Error Scores — We use the discrepancies between the original signal and the reconstructed signal as the reconstruction error score. There are many methods to calculate this error, such as point and area difference.
Analyzing the data, we noticed a large deviation between the two signals, present in some regions more than others. For a more robust measure, we use dynamic time warping (DTW) to account for signal delays and noise. This is the default approach for error calculation in the score_anomaly
method but can be overriden using the rec_error_type
parameter.
During the training process, the discriminator has to distinguish between real input sequences and constructed ones; thus, we refer to it as the critic score. To think of it, this score is also of relevance to distinguish anomalous sequences from normal ones, since we assume that anomalies will not be reconstructed. score_anomaly
leverages this critic score by first smoothing the score through kernel density estimation (KDE) on the collection of critics and then taking the maximum value as the smoothed value. The end error score combines the reconstruction error and the critic score.
Now we can visually see where the error reaches a substantially high value. But how should we decide if the error value determines a potential anomaly? We could use a fixed threshold that says if error > 10
, then the datapoint should be classified as anomalous.
While a fixed threshold raised two correct anomalies, it missed out on the other three. If we were to look back at the error plot, we notice that some deviations are abnormal within its local region. So, how can we incorporate this information in our thresholding technique? We can use window-based methods to detect anomalies in context.
We first define the window of errors that we want to analyze. We then find the anomalous sequences in that window by looking at the mean and standard deviation of the errors. For errors that fall far from the mean (such as four standard deviations away), we classify its index as anomalous. We store the start/stop index pairs that correspond to each anomalous sequence, along with its score. We then move the window and repeat the procedure.
We now have similar results as we saw previously. The red intervals depict the detected anomalies, the green intervals show the ground truth. 4 out of 5 anomalies were detected. We also see that it detected some other intervals that were not included in the ground truth labels.
Orion API
Using the Orion API and pipelines, we simplified this process yet allowed flexibility for pipeline configuration.
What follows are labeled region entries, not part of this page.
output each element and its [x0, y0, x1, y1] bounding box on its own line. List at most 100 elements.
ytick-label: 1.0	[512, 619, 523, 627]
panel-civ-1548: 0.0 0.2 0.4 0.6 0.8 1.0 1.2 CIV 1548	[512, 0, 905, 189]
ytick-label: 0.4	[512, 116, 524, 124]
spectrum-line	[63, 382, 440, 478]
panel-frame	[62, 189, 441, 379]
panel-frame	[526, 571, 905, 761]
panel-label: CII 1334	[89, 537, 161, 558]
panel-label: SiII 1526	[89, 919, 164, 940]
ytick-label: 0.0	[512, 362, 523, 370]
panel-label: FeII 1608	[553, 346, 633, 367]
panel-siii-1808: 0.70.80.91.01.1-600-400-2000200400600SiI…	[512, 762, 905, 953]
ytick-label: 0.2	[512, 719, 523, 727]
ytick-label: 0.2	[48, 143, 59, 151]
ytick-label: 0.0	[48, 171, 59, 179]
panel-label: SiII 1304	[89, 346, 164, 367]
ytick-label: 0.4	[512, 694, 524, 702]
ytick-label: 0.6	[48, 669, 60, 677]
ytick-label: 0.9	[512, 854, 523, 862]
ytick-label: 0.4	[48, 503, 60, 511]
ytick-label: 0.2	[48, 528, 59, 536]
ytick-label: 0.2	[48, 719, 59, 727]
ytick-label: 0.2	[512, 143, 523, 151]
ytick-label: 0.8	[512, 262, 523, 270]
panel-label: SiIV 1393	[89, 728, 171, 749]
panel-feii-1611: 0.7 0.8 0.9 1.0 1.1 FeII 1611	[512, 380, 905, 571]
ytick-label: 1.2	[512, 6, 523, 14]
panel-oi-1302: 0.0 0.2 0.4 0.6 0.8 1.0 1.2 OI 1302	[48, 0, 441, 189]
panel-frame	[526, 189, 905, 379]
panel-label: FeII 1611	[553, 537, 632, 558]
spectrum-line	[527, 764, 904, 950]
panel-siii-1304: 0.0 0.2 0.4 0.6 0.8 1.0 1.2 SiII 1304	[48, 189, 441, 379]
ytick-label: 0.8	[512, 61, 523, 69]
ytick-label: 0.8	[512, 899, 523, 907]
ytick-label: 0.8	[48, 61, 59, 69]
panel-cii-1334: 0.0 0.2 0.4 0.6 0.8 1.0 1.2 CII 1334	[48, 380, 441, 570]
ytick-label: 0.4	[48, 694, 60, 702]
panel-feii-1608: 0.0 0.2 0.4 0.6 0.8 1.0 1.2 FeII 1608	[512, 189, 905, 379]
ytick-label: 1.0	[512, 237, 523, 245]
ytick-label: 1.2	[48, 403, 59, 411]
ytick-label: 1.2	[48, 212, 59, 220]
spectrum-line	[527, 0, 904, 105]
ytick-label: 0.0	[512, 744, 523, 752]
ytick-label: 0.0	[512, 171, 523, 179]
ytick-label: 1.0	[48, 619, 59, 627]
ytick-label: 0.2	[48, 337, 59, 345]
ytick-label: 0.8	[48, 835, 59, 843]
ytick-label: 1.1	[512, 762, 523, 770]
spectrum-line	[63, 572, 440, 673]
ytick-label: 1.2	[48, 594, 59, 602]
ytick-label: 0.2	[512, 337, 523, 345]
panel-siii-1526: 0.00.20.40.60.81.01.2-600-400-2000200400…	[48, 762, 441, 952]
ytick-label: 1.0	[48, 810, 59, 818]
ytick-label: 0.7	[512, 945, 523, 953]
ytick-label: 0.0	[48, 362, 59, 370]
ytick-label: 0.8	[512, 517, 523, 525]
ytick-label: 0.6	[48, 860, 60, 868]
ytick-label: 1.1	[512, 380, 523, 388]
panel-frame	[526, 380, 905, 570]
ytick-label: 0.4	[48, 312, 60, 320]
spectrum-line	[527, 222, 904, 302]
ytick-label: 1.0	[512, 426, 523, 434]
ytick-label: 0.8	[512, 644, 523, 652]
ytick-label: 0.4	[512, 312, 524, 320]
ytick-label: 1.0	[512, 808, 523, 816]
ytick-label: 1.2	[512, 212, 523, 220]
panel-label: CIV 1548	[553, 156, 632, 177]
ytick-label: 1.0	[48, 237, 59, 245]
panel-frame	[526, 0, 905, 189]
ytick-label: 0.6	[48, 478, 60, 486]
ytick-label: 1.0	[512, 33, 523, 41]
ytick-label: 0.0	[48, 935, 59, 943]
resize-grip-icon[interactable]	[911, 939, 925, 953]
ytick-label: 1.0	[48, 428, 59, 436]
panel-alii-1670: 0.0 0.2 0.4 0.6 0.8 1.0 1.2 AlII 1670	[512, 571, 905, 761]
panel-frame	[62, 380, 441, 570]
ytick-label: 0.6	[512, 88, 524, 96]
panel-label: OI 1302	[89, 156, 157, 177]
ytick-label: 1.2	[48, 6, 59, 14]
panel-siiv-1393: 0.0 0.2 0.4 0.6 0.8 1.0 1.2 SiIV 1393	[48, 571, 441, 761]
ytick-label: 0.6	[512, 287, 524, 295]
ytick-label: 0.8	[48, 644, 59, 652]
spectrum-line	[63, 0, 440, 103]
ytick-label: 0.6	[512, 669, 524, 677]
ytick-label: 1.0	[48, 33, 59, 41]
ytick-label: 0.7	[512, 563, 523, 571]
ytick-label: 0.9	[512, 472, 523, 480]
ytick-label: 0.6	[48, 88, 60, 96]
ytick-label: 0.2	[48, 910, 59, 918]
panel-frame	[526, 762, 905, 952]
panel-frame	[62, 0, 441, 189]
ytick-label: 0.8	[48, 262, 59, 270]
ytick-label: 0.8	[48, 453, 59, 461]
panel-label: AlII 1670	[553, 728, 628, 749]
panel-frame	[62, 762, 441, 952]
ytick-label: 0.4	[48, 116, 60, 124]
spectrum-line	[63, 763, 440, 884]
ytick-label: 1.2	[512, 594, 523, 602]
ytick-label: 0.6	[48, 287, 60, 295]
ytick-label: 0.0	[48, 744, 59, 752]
How to configure a pipeline?
Once primitives are stitched together, we can identify anomalous intervals in a seamless manner. This serial process is easy to configure in Orion.
To configure a pipeline, we adjust the parameters of the primitive of interest within the pipeline.json
file or directly by passing the dictionary to the API.
In the following example, I changed the aggregation level as well as the number of epochs
for training. These changes will override the parameters specified in the json
file. To know more about the API usage and primitive designs, please refer to the documentation. How we set the model and change the values of the hyperparameters is explained in the mlprimitives
library. You can refer to its documentation here.
Now anomalies
holds the detected anomalies.
In this tutorial, we looked at using time series reconstruction to detect anomalies. In the next post (part 3), we will explore more about evaluating pipelines and how we measure the performance of a pipeline against the ground truth. We will also look at comparing multiple anomaly detection pipelines from an end-to-end perspective.
- In addition to the vanilla GAN, we also introduce other neural networks including: an encoding network to reduce the feature space, as well as a secondary discriminator.
- This tutorial walks through the different steps taken to perform anomaly detection using the TadGAN model. The particulars of TadGAN and how it was architected will be detailed in another post.